# Distributing Plugins

Plugins are distributed as GitHub releases. Squadron downloads the
release asset on first use, verifies its `sha256` against
`checksums.txt`, and caches the install. End users just declare:

```hcl
plugin "myplug" {
  source  = "github.com/<owner>/<repo>"
  version = "v0.1.0"
}
```

Squadron picks the asset automatically — wheel for Python, binary
tarball for Go.
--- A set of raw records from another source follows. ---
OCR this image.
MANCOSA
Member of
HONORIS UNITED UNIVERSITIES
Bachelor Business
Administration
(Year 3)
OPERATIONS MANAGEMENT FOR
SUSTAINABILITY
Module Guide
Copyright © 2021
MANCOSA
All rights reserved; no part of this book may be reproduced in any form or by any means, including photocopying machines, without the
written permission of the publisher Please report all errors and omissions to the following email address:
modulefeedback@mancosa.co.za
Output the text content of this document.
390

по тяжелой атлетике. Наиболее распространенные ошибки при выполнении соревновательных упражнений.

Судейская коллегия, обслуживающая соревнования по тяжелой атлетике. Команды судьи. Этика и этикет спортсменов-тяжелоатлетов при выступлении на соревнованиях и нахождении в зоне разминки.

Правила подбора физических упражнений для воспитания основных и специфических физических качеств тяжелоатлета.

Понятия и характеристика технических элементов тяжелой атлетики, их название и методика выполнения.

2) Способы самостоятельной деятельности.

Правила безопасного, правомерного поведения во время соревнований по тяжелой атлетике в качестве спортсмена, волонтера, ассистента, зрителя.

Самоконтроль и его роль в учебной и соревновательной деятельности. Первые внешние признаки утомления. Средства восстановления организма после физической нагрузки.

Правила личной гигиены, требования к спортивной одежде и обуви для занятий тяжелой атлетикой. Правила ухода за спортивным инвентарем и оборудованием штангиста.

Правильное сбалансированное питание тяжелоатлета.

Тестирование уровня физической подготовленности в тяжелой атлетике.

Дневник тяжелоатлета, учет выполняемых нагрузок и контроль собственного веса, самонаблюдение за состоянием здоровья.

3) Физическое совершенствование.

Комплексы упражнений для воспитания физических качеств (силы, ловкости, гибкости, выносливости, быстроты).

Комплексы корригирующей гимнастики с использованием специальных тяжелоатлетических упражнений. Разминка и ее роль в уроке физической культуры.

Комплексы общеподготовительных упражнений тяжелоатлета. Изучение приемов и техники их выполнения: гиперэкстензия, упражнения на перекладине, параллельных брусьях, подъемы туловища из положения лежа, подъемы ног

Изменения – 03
The release **must** include a `checksums.txt` file;
unverifiable downloads are refused.

## Go

A Go release ships one tarball per platform plus `checksums.txt`:

```
plugin_myplug_darwin_arm64.tar.gz
plugin_myplug_darwin_amd64.tar.gz
plugin_myplug_linux_amd64.tar.gz
checksums.txt
```

Each tarball contains a `plugin` binary at its root. [GoReleaser](https://goreleaser.com/)
handles cross-compilation, archiving, and `checksums.txt` generation —
see the [squadron-sdk README](https://github.com/mlund01/squadron-sdk#releasing)
for a complete `.goreleaser.yml` and Actions workflow.

## Python

A pure-Python plugin ships a single wheel that works on every platform:

```
myplug-0.1.0-py3-none-any.whl
checksums.txt
```

GitHub Actions workflow:

```yaml
name: Release
on:
  push:
    tags: ["v*"]
jobs:
  release:
    runs-on: ubuntu-latest
    permissions:
      contents: write
    steps:
      - uses: actions/checkout@v4
      - uses: actions/setup-python@v5
        with: { python-version: "3.12" }
      - run: pip install build
      - run: python -m build --wheel
      - run: |
          cd dist
          shasum -a 256 *.whl > checksums.txt
      - uses: softprops/action-gh-release@v2
        with:
          files: |
            dist/*.whl
            dist/checksums.txt
```

Tag a release and the workflow publishes both files to the GitHub release.

## How Squadron picks the asset

On first load Squadron lists the release's assets via the GitHub API:

1. If a `*.whl` asset exists, it's installed as a Python plugin (download wheel, verify checksum, create a venv, `pip install`).
2. Otherwise, the platform-matched `<repo>_<os>_<arch>.tar.gz` is downloaded and the `plugin` binary is extracted.

Either way, a `runner.json` is written to the install dir recording how
to spawn the plugin on subsequent loads.

## Verifying locally

After tagging a release, verify the install path before publishing it:

```bash
squadron plugin tools myplug -v v0.1.0
```

Squadron will download, verify, install, and list the plugin's tools.
A failure here (checksum mismatch, missing asset, broken wheel) means
the release is broken — fix it before pointing users at it.